Поэтому их различие совершенно пусто, каждое из них есть в равной мере неопределенное; это различие заключается, поэтому, не в них самих, а лишь в некотором третьем, в мнении. Но знание есть одна из форм субъективного, которого мы теперь не касаемся. Третье же, в чем даны бытие и ничто, должно иметь место и здесь; и оно действительно имеет здесь место, оно есть становление. В нем они даны, как различные; становление есть постольку, поскольку они различны. Это третье есть иное, чем они; они суть лишь в некотором другом, т. е. это значит, что они суть не для себя. Становление есть данность бытия так же, как и небытия; или их данность есть лишь их бытие в одном; именно такая их данность есть вместе с тем то, что также и снимает их бытие.

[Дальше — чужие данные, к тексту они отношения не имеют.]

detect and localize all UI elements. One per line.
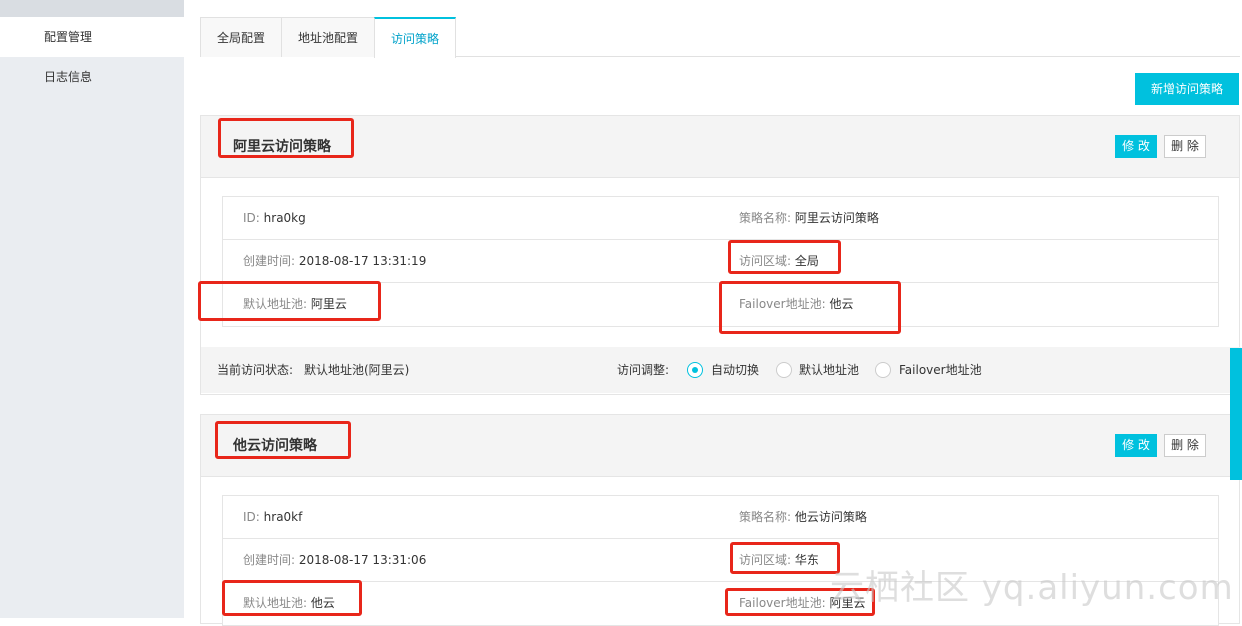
- highlight-box: [218, 118, 354, 158]
- delete-button[interactable]: 删 除: [1164, 434, 1206, 457]
- sidebar-item-config[interactable]: 配置管理: [0, 17, 184, 57]
- tab-bar: 全局配置 地址池配置 访问策略: [200, 17, 1240, 58]
- status-label: 当前访问状态:: [217, 363, 294, 377]
- edit-button[interactable]: 修 改: [1115, 135, 1157, 158]
- sidebar: 配置管理 日志信息: [0, 0, 184, 618]
- policy-card: 阿里云访问策略 修 改 删 除 ID: hra0kg 策略名称: 阿里云访问策略…: [200, 115, 1241, 395]
- policy-name: 策略名称: 阿里云访问策略: [739, 211, 879, 225]
- policy-card-header: 阿里云访问策略 修 改 删 除: [201, 116, 1239, 178]
- created-time: 创建时间: 2018-08-17 13:31:06: [243, 553, 427, 567]
- info-row: 创建时间: 2018-08-17 13:31:19 访问区域: 全局: [223, 240, 1218, 283]
- policy-card-header: 他云访问策略 修 改 删 除: [201, 415, 1239, 477]
- sidebar-top-strip: [0, 0, 184, 17]
- radio-default-pool[interactable]: [776, 362, 792, 378]
- status-value: 默认地址池(阿里云): [304, 363, 410, 377]
- adjust-label: 访问调整:: [617, 363, 670, 377]
- info-row: ID: hra0kf 策略名称: 他云访问策略: [223, 496, 1218, 539]
- tab-global-config[interactable]: 全局配置: [200, 17, 283, 57]
- policy-id: ID: hra0kf: [243, 510, 303, 524]
- highlight-box: [198, 281, 381, 321]
- policy-id: ID: hra0kg: [243, 211, 306, 225]
- highlight-box: [728, 240, 841, 274]
- radio-label-auto: 自动切换: [711, 363, 760, 377]
- watermark: 云栖社区 yq.aliyun.com: [830, 568, 1234, 608]
- edit-button[interactable]: 修 改: [1115, 434, 1157, 457]
- radio-auto-switch[interactable]: [687, 362, 703, 378]
- delete-button[interactable]: 删 除: [1164, 135, 1206, 158]
- sidebar-item-logs[interactable]: 日志信息: [0, 57, 184, 97]
- policy-name: 策略名称: 他云访问策略: [739, 510, 867, 524]
- add-policy-button[interactable]: 新增访问策略: [1135, 73, 1239, 105]
- floating-consult-tab[interactable]: [1230, 348, 1242, 480]
- access-status-bar: 当前访问状态: 默认地址池(阿里云) 访问调整: 自动切换 默认地址池 Fail…: [201, 347, 1241, 393]
- radio-label-default: 默认地址池: [799, 363, 860, 377]
- tab-address-pool-config[interactable]: 地址池配置: [281, 17, 376, 57]
- created-time: 创建时间: 2018-08-17 13:31:19: [243, 254, 427, 268]
- tab-access-policy[interactable]: 访问策略: [374, 17, 457, 58]
- radio-label-failover: Failover地址池: [899, 363, 982, 377]
- highlight-box: [730, 542, 840, 574]
- highlight-box: [215, 421, 351, 459]
- highlight-box: [719, 281, 901, 334]
- info-row: ID: hra0kg 策略名称: 阿里云访问策略: [223, 197, 1218, 240]
- radio-failover-pool[interactable]: [875, 362, 891, 378]
- highlight-box: [222, 580, 362, 616]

Требование указать различие бытия и ничто заключает в себе также требование сказать, что же такое бытие, и что такое ничто. Те, которые восстают против того, чтобы признать их лишь за переход одного в другое, и утверждают о бытии и о ничто то или другое, должны указать, о чем они говорят, т. е. дать определение бытия и ничто и доказать, что оно правильно. Без удовлетворения этого первого требования старой науки, логические правила которой они вообще признают и применяют, все эти заявления о бытии и ничто суть лишь произвольные утверждения и не имеют никакого научного значения. Если, например, скажут, что существование, признаваемое в данном случае равнозначащим с бытием, есть дополнение к возможности, то тем самым предполагается другое определение, возможность, и о бытии говорится не в его непосредственности, но даже как о чем-то несамостоятельном, условном. Для бытия, которое опосредовано, мы сохраним другое название – существование. Правда, бытие представляют себе – как бы в образе чистого света, – как ясность ничем не помраченного зрения, ничто же, как чистую ночь, и связывают их различие с этою хорошо известною чувственною разницею. На самом же деле, если поточнее представить себе это зрение, то легко убедиться, что в абсолютной ясности видно не более и не менее, чем и в абсолютном мраке, что то и другое зрение есть чистое зрение, зрение ничто. Чистый свет и чистый мрак – две пустоты, которые суть одно и то же. Лишь в определенном свете – а свет определяется мраком, – следовательно, лишь в свете помраченном, равным образом, лишь в определенном мраке – а мрак определяется светом, – во мраке освещенном, можно различить нечто, ибо лишь помраченный свет и освещенный мрак имеют различие в самих себе и потому суть определенное бытие, существование.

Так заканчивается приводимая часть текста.